Les statuts peuvent prévoir qu'en cas de décès, faillite, déconfiture, liquidation ou interdiction d'un actionnaire, celui-ci est réputé démissionnaire de plein droit à cette date[9]. Cet actionnaire ou, selon le cas, ses héritiers, créanciers ou représentants recouvrent la valeur de la part de retrait de la manière déterminée par l'article 5:154 (ici aussi, les délais visés à l'article 5:154, § 1er, al. 2, 1° et 2°, ne sont pas d'application). Ils ne peuvent pas provoquer la liquidation de la société.
Centrius se tient à votre disposition, en étroite collaboration avec des notaires spécialisés en droit des sociétés, pour accompagner vos SRL dans leurs émissions d’actions, d'obligations convertibles et de droits de souscription et pour vous conseiller au mieux afin d’assurer la régularité de ces opérations financières.
[1]L’article 5:123 CSA confirme que seules les personnes répondant aux conditions définies à l'article 5:63 pour devenir actionnaires peuvent souscrire des actions nouvelles. Sauf disposition contraire des statuts ou des conditions d'émission, celles-ci sont libérées dès leur émission.
[2] Si des actions nouvelles sont émises à la suite d'une conversion d'obligations convertibles, d'une substitution d'obligations ordinaires par des actions (article 5:108, 3°) ou de l’exercice d'un droit de souscription, l’opération, les apports en découlant et le nombre de nouvelles actions sont constatés par un acte authentique, qui est établi à la demande de l'organe d'administration moyennant la production d'une liste des conversions/substitutions demandées ou des droits de souscription exercés. Ce constat modifie les dispositions statutaires relatives au nombre d'actions et confère la qualité d'actionnaire aux obligataires/titulaires de droit concernés.
[3] Il n'y a pas dérogation au droit de préférence si chaque actionnaire y renonce lors de la décision d'émettre des actions nouvelles. L'ensemble des actionnaires doit être présent ou représenté à cette assemblée et renoncer au droit de préférence, le cas échéant dans la procuration.

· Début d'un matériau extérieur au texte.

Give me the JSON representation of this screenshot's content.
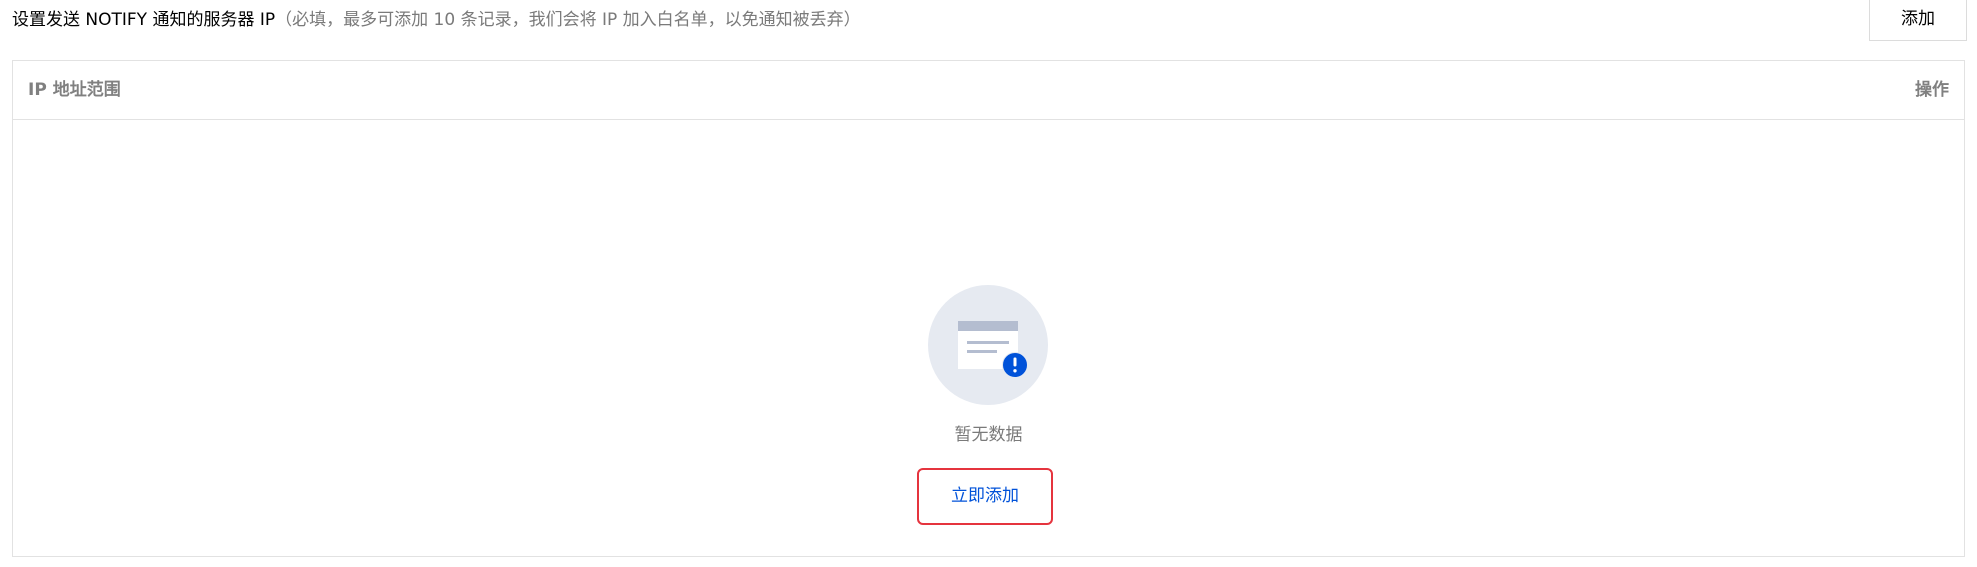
{
  "header": {
    "title": "设置发送 NOTIFY 通知的服务器 IP",
    "hint": "（必填，最多可添加 10 条记录，我们会将 IP 加入白名单，以免通知被丢弃）",
    "add_label": "添加"
  },
  "table": {
    "columns": [
      "IP 地址范围",
      "操作"
    ],
    "rows": []
  },
  "empty_state": {
    "icon": "empty-data-icon",
    "message": "暂无数据",
    "action_label": "立即添加"
  },
  "colors": {
    "accent": "#0052d9",
    "highlight_border": "#e5343e",
    "muted_text": "#7a7a7a",
    "border": "#e2e2e2"
  }
}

Les renonciations sont actées dans l'acte authentique relatif à la décision d'émission.
[4] Aux termes de l’article 1:27 CSA, il faut entendre par « personnel » : toute personne physique liée par un contrat de travail ou de management ou par un autre contrat similaire avec la société ou sa/ses filiale(s); toute personne morale engagée dans les liens d'un contrat de management ou d'un contrat similaire avec la société ou sa/ses filiale(s), en vertu duquel elle n'est représentée que par une seule personne physique, qui en est l'actionnaire de contrôle; les membres de l'organe d'administration de la société ou de sa/ses filiale(s), en ce compris les personnes morales dont le représentant permanent est également l'actionnaire de contrôle.
[5] Par « personnes agissant de concert », il faut entendre : (i) les personnes qui, dans le cadre d'une offre publique d'acquisition, coopèrent avec l'offrant, avec la société visée ou avec d'autres personnes, sur la base d'un accord visant à obtenir le contrôle de la société visée, à faire échouer une offre ou à maintenir le contrôle de la société visée; (ii) les personnes ayant conclu un accord portant sur l'exercice concerté de leurs droits de vote, en vue de mener une politique commune durable vis-à-vis de la société concernée.
[6] Cette déclaration contient : le nom de l’apporteur ; la description de l'apport ; sa valeur ainsi que l'origine et le mode de l’évaluation; le nombre d’actions émises en contrepartie de chaque apport ; une attestation selon laquelle aucune circonstance susceptible d'influencer l'évaluation initiale n'est survenue.
[7] Pour le calcul de ce seuil, les titres visés à l'art. 5:131, al. 6 et 7, sont ajoutés aux titres détenus par un actionnaire.
[8]A propos de ces tests, voyez notre précédent article
[9] Les statuts peuvent aussi prévoir que l'actionnaire qui ne répond plus aux exigences statutaires pour devenir actionnaire est, à ce moment, réputé démissionnaire de plein droit.